Kennt den Villarrica-Nationalpark wie seine Westentasche: Der aus der Schweiz stammende Wanderführer Guido Schilling
Zwei Tage später scheint die Sonne – und mit Guido Schilling, einem Schweizer, der seit zwanzig Jahren als Wanderführer, Skilehrer und Tischler in Chile lebt und arbeitet, fahren wir an den Fuß des 2840 Meter hohen Vulkans, dessen oberer Teil immer mit Schnee bedeckt ist. Der Villarrica ist äußerst aktiv – und im letzten Jahrhundert mehrmals ausgebrochen. So gab es bis zum Jahr 1971 am Fuße des Vulkans ein Skigebiet, das bei einer Eruption durch eine Schlammlawine zerstört wurde. „Haus des Geistes“ oder „Haus des Geistes des Berges“ wird der Vulkan von den Ureinwohnern der Region, den Mapuche-Indios, genannt, manche Übersetzer sprechen sogar vom „Haus des Teufels.“
Wandertour auf erkalteter Lava – der Villarrica-Vulkan ist einer der aktivsten Feuerberge des Landes
Im hellen Sonnenlicht sieht der Villarrica-Vulkan heute alles andere als teuflisch aus. Wir starten unsere Wanderung auf einer Höhe von etwa 1200 Metern, und bewegen uns auf braunen, scharfkantigem Lavagestein vorwärts. Links von uns finden sich Ausläufer des valdivianischen Regenwaldes, rechts von uns der 2840 Meter hohe Vulkan, der in der Hochsaison häufig von 200 bis 300 Menschen am Tag bestiegen wird. Dabei nützt es, früh aufzustehen, denn je später man startet, desto weicher wird der Schnee unterhalb des Gipfels – und desto tiefer sinkt man ein. Der Aufstieg führt bis zum Kraterrand, deshalb hat jeder Wanderer vorsichtshalber eine Gasmaske mit dabei. Der anschließende Abstieg ist meist ein Abrutsch – auf dem dick gefütterten Hosenboden schlittern die Wanderer auf einer Art Eisrutsche nach unten. Eine Tour, zu der Guido Schilling, der aus Kreuzlingen am Bodensee stammt und der ausgewandert ist, als er 26 war, schon mehrere 100 Mal aufgebrochen ist.
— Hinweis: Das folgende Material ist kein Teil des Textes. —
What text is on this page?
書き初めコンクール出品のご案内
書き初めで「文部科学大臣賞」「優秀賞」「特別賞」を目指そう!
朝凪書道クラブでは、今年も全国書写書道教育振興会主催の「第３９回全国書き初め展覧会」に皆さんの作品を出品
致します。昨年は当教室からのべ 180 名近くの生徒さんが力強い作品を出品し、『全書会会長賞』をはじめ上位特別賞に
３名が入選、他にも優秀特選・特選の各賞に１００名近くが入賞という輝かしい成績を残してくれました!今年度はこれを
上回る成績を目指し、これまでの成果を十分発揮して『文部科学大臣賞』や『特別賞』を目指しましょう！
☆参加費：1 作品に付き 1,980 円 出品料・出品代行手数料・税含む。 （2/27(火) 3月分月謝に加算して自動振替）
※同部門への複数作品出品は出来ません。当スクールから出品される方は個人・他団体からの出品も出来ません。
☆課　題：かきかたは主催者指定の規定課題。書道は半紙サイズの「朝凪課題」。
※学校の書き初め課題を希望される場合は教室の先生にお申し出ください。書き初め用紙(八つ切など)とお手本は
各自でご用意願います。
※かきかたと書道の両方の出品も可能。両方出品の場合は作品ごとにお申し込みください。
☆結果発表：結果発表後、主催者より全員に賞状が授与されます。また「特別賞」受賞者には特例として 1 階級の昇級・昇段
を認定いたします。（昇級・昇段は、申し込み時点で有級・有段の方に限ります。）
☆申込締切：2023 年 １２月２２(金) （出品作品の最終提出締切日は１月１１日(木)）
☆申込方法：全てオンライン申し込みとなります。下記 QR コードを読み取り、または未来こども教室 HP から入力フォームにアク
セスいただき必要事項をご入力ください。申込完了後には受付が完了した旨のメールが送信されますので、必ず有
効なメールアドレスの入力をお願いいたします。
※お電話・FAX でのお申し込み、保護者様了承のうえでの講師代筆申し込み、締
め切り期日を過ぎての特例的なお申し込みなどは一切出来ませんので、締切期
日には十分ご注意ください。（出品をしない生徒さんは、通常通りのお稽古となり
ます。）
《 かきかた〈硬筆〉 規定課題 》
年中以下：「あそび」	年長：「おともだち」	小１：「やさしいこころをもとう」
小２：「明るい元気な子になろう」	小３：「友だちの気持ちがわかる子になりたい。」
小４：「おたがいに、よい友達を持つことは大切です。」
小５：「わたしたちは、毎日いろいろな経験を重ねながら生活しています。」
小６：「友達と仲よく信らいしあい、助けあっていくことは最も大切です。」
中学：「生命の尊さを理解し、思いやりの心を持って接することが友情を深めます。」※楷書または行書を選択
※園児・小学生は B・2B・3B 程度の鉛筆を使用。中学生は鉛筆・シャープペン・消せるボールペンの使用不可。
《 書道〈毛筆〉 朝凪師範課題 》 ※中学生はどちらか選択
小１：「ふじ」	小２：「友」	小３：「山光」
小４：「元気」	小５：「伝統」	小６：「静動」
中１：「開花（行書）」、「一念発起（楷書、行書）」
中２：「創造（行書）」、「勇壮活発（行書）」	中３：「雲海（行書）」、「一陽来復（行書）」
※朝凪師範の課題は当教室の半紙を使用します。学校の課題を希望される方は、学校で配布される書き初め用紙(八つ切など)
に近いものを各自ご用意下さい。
Heute jedoch führt er uns zu einigen Seitenkratern des Villarrica, im Gegensatz zum Hauptkrater sind diese bereits erkaltet.
Die Anstrengung hat sich gelohnt: Von den Nebenkratern des Villarrica-Vulkans genießen Wanderer traumhafte Ausblicke
Schon nach etwa einer halben Stunde haben wir die Baumgrenze erreicht. Am blauen Himmel über uns finden sich nur wenige Cirruswolken, den Villarrica-See, der unter uns liegt, bedeckt noch ein grauer, undurchsichtiger Schleier. Als wir nach etwa eineinhalb Stunden bei den Parasitenkratern ankommen, öffnet sich ein spektakulärer Blick Richtung Norden, hin zum 3145 Meter hohen Llaima-Vulkan. Ein Feuerberg, der 2008 zum letzten Mal ausgebrochen ist.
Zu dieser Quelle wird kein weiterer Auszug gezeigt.